ZENSHU – Episode 1

By: Vrai Kaiser January 6, 20250 Comments
Natsuko brandishes a glowing pegboard

What’s it about? Hirose Natsuko became an animator right out of high school, and her TV directorial debut was a massive success. Now she’s working on her hugely anticipated follow-up, but she can’t even seem to finish the storyboards. Struck by a horrible case of food poisoning, Natsuko wakes to find herself in her favorite film: the strange, depressing flop called A Tale of Perishing. Why is she here, and can she change the grim events to come?


What have we here? An anime original featuring the glorious return of brilliant comedic genius Yamazaki Mitsue, best known for Monthly Girls’ Nozaki-kun? With series composition by Ueno Kimiko, of Delicious in Dungeon? And it’s art about the process of making art? I think I might be the one who’s dreaming.  

But you don’t need to be a nerd for production credits to get swept up in this premiere. It’s absolutely gorgeous, to start, full of attention to detail whether it’s the interestingly varied character designs or the different style of gag reactions in the modern day versus the clearly ‘90s style film Natsuko finds herself in. The scenes sell the strangulating atmosphere of working with a temperamental genius as well as the awe of a massive battle, recognizing that mashing up genres isn’t just about different aesthetics but different visual language altogether. It’s plain good craft.

Natsuko at her desk with her hair covering her face

Then there’s Natsuko, who’s already getting flack for being too unlikable as a female lead. She’s marvelous. By which I mean she’s kind of an asshole, and the show manages to convey a full snapshot of why in less than five minutes. She threw herself into the life-eating world of anime right out of high school and has seemingly done nothing else; she rose to director at a young age, but she’s not actually skilled at the crucial and overlooked part of the job that is delegating and coalescing a collaborative work; moreover, she’s got justified pride in her skills that’s bubbled over into arrogance, but she’s also quickly hitting a wall and feeling the weight of indescribable pressure to top herself; she’s transitioning from doing a bombastic magical girl title to a grounded contemporary romance; and she no idea how to fail or learn from failure.

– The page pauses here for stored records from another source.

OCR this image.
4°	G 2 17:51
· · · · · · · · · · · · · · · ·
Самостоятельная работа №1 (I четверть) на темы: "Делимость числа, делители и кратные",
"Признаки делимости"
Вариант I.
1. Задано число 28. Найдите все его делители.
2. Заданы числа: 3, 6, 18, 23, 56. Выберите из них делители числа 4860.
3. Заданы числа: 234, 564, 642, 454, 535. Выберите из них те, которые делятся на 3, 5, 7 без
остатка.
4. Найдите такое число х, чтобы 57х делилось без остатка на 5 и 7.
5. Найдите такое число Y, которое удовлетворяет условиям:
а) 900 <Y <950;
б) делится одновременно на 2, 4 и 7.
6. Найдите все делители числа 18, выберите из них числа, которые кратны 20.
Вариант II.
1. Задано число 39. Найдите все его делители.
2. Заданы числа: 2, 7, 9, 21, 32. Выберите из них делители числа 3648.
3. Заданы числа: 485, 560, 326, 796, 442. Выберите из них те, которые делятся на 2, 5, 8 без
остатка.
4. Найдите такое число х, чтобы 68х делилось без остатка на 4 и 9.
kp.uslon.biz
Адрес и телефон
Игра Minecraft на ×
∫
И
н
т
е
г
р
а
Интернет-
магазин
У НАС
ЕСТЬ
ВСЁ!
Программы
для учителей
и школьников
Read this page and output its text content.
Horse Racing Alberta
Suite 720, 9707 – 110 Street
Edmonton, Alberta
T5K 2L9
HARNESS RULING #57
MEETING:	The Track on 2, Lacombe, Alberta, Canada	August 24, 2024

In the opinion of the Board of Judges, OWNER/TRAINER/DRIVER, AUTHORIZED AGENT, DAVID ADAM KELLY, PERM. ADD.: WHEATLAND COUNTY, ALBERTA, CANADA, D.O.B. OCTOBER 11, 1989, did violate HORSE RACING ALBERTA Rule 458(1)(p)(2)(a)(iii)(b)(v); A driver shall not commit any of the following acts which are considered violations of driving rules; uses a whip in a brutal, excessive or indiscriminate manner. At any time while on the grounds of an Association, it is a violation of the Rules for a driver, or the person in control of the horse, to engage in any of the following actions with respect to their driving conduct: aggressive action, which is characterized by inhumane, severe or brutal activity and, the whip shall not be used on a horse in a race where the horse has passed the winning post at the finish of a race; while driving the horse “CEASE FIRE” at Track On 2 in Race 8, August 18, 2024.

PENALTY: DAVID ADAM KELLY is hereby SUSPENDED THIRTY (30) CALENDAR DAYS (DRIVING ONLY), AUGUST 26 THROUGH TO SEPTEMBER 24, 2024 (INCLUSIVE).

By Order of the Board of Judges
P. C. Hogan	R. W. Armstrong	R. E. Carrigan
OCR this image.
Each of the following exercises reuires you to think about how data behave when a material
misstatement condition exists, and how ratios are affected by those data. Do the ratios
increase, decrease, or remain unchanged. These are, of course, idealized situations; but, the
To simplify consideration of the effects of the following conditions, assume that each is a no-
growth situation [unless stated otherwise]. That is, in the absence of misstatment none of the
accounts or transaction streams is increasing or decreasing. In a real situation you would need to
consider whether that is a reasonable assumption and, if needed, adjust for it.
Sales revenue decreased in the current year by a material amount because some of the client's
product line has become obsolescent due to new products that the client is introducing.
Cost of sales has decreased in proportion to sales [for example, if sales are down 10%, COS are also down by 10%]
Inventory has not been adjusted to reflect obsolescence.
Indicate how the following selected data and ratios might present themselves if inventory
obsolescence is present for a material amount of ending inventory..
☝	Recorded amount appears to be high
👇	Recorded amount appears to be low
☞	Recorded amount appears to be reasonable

The final blow is the news that the woman who made her favorite film not only died but died young and under mysterious circumstances, and her body had to be discovered (they don’t say cats were eating her eyes, but it feels implied). It’s not hard to imagine this artist Natsuko so respects as simultaneously a specter of the cost of failure. How often have we seen women in media fumble a production and vanish, where a male colleague might recover and keep working?

Luke and his party members--an idol, a unicorn, and an elf--ready for battle

A lot of this is subtext, but it also feels just below the surface of the carefully chosen sketch we’re given, all before the plot sets up its “there and back again” ‘90s-style isekai. This script packs so many threads in to explore later that I’m kind of in awe. Will Natsuko fall in love with fictional (doomed) hero Luke, giving her life experience she lacks? Can she change the outcome of the film, and is that a good thing? How did the original film end anyway? How does Natsuko get back? And most tertiary but of most interest to me: why did this deceased director create this extremely weird film? What did it mean to her?

Yes, it’s beautiful and there’s an incredible magical girl transformation sequence where you’d least expect it, but the thing that leaves me drooling about this premiere is its potential as a character study. I want to watch the next episode yesterday, and I look forward to be enraptured every week. Ambitious anime originals created by two successful women aren’t things we get every day, and I intend to savor this one.